The following stipulations were made as to the two defendants. Fargo and Rehab are New Jersey corporations. The registered agent for each corporation is Meyer Lobsenz, whose office is located at 250 Van Houten Street, Paterson. Fargo is owned by a partnership consisting of Meyer Lobsenz and Doris Lobsenz. As to the ownership of Rehab, Meyer Lobsenz owns one share, Doris Lobsenz owns one share and Theodore Lobsenz owns the remaining two shares.

Defendant Fargo argues that the lien had not ripened until February 5, 1979, when all conditions for imposition of the lien had finally taken place.*fn4 As of that date Fargo had not been

[174 NJSuper Page 192]

the owner of the property in question for three months. Thus, Fargo concludes that the city's right to recover, if any, must lie against the owner at the time the lien ripened (i.e. , Rehab).

Rehab contends that it did not have sufficient notice of the city's directive to demolish since it had been addressed to Fargo only. Nevertheless, it is undisputed that on November 8, 1978 the subject property was conveyed by deed from Fargo to Rehab -- the exact same day on which the City of Paterson's telegram containing the demolition notice was received by the common registered agent at 250 Van Houten Street, Paterson.*fn5

Under N.J.S.A. 14A:4 2(2), whenever notice is required to be given to a domestic corporation, that notice may be sent to the registered office of the corporation in New Jersey.

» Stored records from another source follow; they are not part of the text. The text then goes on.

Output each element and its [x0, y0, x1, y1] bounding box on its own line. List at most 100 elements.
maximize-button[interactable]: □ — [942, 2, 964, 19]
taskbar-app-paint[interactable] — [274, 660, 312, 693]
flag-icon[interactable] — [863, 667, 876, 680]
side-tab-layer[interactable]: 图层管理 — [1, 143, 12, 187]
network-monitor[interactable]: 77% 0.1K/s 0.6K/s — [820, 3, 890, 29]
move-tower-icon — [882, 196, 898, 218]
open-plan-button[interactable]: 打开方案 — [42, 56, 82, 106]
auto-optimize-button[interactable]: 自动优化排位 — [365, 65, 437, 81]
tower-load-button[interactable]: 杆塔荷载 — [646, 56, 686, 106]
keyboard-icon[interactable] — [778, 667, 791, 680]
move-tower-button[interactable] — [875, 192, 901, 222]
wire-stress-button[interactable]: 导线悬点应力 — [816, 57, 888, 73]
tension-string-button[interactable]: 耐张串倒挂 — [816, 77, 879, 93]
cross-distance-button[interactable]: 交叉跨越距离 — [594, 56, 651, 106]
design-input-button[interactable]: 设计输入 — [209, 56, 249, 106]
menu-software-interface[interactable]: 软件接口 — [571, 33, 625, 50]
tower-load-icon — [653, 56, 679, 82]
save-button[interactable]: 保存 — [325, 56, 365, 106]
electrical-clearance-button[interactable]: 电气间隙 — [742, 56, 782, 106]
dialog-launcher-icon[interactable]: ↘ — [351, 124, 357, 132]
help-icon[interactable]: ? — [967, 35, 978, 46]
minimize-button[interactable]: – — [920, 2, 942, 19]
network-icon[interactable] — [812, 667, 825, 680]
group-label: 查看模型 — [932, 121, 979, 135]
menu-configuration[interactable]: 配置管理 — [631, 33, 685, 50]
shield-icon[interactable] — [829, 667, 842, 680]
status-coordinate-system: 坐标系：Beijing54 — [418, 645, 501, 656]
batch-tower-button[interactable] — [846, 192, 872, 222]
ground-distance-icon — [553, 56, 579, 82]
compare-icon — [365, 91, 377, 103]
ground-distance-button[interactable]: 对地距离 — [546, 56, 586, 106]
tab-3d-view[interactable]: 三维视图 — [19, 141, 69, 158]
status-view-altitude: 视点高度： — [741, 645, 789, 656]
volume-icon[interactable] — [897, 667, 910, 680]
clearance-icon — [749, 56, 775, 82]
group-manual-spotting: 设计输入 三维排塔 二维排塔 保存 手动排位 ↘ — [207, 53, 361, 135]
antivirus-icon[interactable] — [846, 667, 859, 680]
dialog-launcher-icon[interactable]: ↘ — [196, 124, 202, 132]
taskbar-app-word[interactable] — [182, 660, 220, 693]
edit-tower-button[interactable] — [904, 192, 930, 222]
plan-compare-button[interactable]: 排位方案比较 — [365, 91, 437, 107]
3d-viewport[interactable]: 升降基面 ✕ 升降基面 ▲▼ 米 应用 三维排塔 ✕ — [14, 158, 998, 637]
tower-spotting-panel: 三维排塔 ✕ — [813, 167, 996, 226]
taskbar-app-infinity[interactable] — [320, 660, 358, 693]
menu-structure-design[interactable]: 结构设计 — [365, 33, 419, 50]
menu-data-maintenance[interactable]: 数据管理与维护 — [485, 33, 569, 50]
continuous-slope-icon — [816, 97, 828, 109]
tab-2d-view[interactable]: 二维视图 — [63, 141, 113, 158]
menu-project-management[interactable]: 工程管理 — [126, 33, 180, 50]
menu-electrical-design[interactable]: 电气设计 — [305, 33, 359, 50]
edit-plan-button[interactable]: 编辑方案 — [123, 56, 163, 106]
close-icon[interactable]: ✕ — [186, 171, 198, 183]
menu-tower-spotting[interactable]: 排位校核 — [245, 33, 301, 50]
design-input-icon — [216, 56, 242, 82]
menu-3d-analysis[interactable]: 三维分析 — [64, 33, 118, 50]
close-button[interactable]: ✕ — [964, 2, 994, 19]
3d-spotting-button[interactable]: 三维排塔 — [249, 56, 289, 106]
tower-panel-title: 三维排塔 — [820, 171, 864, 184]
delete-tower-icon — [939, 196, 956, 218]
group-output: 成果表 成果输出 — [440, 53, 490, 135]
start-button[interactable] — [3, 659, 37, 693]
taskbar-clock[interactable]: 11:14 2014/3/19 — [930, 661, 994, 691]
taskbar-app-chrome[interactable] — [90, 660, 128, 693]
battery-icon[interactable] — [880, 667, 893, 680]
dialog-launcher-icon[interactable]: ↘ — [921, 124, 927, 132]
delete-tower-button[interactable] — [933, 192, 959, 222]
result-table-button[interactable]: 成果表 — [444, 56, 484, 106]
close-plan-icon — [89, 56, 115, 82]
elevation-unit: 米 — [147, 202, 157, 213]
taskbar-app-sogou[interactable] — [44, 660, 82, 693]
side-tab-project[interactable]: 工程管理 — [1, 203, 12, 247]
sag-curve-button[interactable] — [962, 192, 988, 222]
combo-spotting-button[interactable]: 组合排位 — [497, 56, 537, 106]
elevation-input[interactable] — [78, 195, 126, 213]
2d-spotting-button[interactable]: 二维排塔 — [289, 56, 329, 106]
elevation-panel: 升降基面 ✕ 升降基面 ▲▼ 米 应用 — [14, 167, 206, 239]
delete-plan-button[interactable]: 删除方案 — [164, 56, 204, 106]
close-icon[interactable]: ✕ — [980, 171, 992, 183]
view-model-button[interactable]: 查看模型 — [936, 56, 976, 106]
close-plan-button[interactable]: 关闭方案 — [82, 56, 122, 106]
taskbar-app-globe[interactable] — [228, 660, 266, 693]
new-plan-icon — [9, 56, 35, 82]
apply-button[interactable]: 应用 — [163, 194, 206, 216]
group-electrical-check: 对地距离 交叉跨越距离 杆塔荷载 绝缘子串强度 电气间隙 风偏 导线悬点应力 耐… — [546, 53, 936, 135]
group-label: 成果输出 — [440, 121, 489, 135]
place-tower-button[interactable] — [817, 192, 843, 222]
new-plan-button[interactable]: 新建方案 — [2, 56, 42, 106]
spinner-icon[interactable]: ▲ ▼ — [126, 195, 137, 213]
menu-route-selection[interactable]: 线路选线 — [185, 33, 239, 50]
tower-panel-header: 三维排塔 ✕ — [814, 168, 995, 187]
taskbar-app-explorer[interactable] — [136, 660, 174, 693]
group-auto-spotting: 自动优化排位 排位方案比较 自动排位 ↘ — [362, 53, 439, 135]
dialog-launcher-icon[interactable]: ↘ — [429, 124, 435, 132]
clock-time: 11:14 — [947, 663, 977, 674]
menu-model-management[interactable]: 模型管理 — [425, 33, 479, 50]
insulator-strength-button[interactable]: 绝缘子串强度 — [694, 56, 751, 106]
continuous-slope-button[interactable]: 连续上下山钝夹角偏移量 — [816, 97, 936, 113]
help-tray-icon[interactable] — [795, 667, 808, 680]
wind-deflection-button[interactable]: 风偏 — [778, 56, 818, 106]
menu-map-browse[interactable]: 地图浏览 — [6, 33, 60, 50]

Here, the city's notice was received at the common registered office of the defendants albeit addressed to Fargo. Fargo had notice of the city's determination that the premises had to be demolished.

The next question that arises is whether Rehab had sufficient notice. The well-established rule is that when knowledge is acquired by the officers or agent of one corporation while acting on behalf of another corporation, this knowledge will not be imputed to the former corporation. Montclair B. & L. Ass'n v. Miller , 93 N.J. Eq. 653, 655 (E. & A.1922). However, there is an exception to this general rule when the corporations involved are close corporations. State v. Graziani , 60 N.J. Super. 1, 17

[174 NJSuper Page 193]

(App.Div.1959), aff'd 31 N.J. 538 (1960), cert. den. 363 U.S. 830, 80 S. Ct. 1601, 4 L. Ed. 2d 1524 (1960). In analyzing whether notice given to one corporate entity is sufficient as to another corporate entity, "[t]he court must pierce a multiplicity of formalities and relationships to determine whether the particular corporate form is a shield behind which injustice is sought to be done by those who control the corporation." Magyar v. American Tel. & Tel. Co. , 88 N.J. Super. 18, 24 (Law Div.1965).

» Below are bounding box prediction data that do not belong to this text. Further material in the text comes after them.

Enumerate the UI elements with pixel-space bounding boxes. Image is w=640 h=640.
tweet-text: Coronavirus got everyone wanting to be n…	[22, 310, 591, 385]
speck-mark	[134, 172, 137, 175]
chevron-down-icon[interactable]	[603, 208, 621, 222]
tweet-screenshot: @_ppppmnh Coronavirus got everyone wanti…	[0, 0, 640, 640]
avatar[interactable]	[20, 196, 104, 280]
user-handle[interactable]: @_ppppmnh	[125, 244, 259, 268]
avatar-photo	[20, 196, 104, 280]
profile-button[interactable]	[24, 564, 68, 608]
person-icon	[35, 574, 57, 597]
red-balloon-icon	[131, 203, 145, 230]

In this case it cannot be controverted that Fargo had notice of the city's action, yet failed to do anything in response. Fargo as a corporate entity cannot itself have knowledge; it could only acquire such knowledge through its agents, officers, or owners. Hercules Powder Co. v. Nieratko , 113 N.J.L. 195, 199 (Sup.Ct.1934), aff'd 114 N.J.L. 254 (E. & A.1935). The ownership of Fargo rests totally in Meyer and Doris Lobsenz, with Meyer Lobsenz being its registered agent. Rehab is owned by Meyer, Doris and Theodore Lobsenz. Its registered agent is also Meyer Lobsenz. The peculiar circumstances of the transaction and the relationship between the two close corporations involved compels the court to the conclusion that both Fargo and Rehab had notice of the city's declaration that the premises constituted a nuisance and that neither did anything whatsoever once it had received such knowledge.

By their inactivity, the defendants permitted the nuisance to continue, thereby casting the burden on the city to abate this nuisance. Thus a sufficient basis exists to hold both Fargo and Rehab liable for the entire cost of the demolition.

It would be contrary to the principles of equity to conclude, under these particular facts, that the city cannot recover its expenses because the costs of the demolition may not be capable of apportionment between the defendants. Since their failure

[174 NJSuper Page 194]

to abate the nuisance was mutual, defendants' liability should likewise be mutual. See Boone Cty. Health Bd. v. Wood, supra.

Judgment will be entered in favor of the City of Paterson and against defendants Fargo Realty Inc. and Rehab Realty, Inc. for the stipulated amount of $1,625 together with interest and costs.